There are things that feel right about being here, like seeing my lover’s blue eyes up close, like getting behind the wheel of my dusty, leaf-cluttered car, like my brother’s skinny ten-year-old arms wrapped around me. I feel like I can sigh into California’s temperate embrace and sleep off a year long accumulated hangover. But I also feel something missing—a big gaping half of my heart. Not a day has gone by that I haven’t been overcome with the urge to cry at strange moments, like at a stoplight, or while buying cider at the grocery store.

In Spain time moved differently. Every moment felt full of possibility. Life seemed like some wild undefined adventure, something to be molded and tossed around, something to plunge into with open eyes and an open heart. Every strange, surreal dream felt possible. Back “home,” all those elaborate unconventional dreams seem impractical. I am being re-acclimatized to something called stability. Routine. Planning. Where before growth seemed spontaneous and personal, now progress seems like something to be charted out on some kind of dull trajectory of compromise. This is called the future. Suddenly all your living is supposed to be stored up for later—right now you must work to build options.

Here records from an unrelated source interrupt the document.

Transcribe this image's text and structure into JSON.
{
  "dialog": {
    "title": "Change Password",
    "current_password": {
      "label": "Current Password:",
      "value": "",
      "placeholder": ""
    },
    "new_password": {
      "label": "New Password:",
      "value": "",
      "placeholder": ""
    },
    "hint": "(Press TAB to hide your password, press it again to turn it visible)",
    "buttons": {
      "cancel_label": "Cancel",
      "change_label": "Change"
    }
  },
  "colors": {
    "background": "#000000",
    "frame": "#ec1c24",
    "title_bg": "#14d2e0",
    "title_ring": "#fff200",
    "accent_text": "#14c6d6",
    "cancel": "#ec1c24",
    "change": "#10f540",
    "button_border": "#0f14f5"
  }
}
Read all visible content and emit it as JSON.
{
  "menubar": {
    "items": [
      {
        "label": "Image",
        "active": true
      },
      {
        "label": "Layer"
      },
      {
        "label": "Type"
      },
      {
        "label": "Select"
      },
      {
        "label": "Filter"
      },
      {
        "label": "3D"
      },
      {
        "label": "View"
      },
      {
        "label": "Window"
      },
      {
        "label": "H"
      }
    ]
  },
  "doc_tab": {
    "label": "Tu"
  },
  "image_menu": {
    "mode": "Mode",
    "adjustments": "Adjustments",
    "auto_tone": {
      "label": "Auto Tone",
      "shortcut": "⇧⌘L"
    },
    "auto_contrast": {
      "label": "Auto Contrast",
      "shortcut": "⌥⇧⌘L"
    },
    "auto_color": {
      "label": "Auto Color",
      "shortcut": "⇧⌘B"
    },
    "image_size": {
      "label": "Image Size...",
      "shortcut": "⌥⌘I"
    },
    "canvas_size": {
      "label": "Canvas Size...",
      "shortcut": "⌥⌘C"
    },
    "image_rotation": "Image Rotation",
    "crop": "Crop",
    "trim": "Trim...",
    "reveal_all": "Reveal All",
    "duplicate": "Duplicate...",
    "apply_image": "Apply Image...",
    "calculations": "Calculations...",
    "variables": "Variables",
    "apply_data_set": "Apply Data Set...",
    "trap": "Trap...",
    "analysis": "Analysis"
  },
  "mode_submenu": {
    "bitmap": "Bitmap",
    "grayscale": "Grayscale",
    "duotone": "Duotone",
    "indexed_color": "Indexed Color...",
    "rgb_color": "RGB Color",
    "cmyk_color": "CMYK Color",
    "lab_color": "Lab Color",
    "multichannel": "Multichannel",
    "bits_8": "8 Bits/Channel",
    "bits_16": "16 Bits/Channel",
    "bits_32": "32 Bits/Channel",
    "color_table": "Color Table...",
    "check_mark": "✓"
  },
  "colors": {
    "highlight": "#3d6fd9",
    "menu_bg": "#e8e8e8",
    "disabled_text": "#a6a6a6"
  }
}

There is a Californian girl inside of me, and she knows how to navigate this kind of lifestyle—she’s done it for many years. But there’s another person, maybe new and raw and uncertain and incomplete but thirsty for life and strangely strong and all of this change is pressing against her all over, crushing her. Even on a purely geographical level, my options are suddenly limited. I’m compressed into a cage of stale social roles and a lack of travel possibilities. I feel like I left a certain kind of hole when I left, and now I’m supposed to come back and fill it, but I’m not the same shape anymore. I’m trying to find a place where I have room to move on, but also to acknowledge that so many amazing things have transpired in the past year, and to find a way to examine how these things have affected the trajectory of my life and who I am as a person.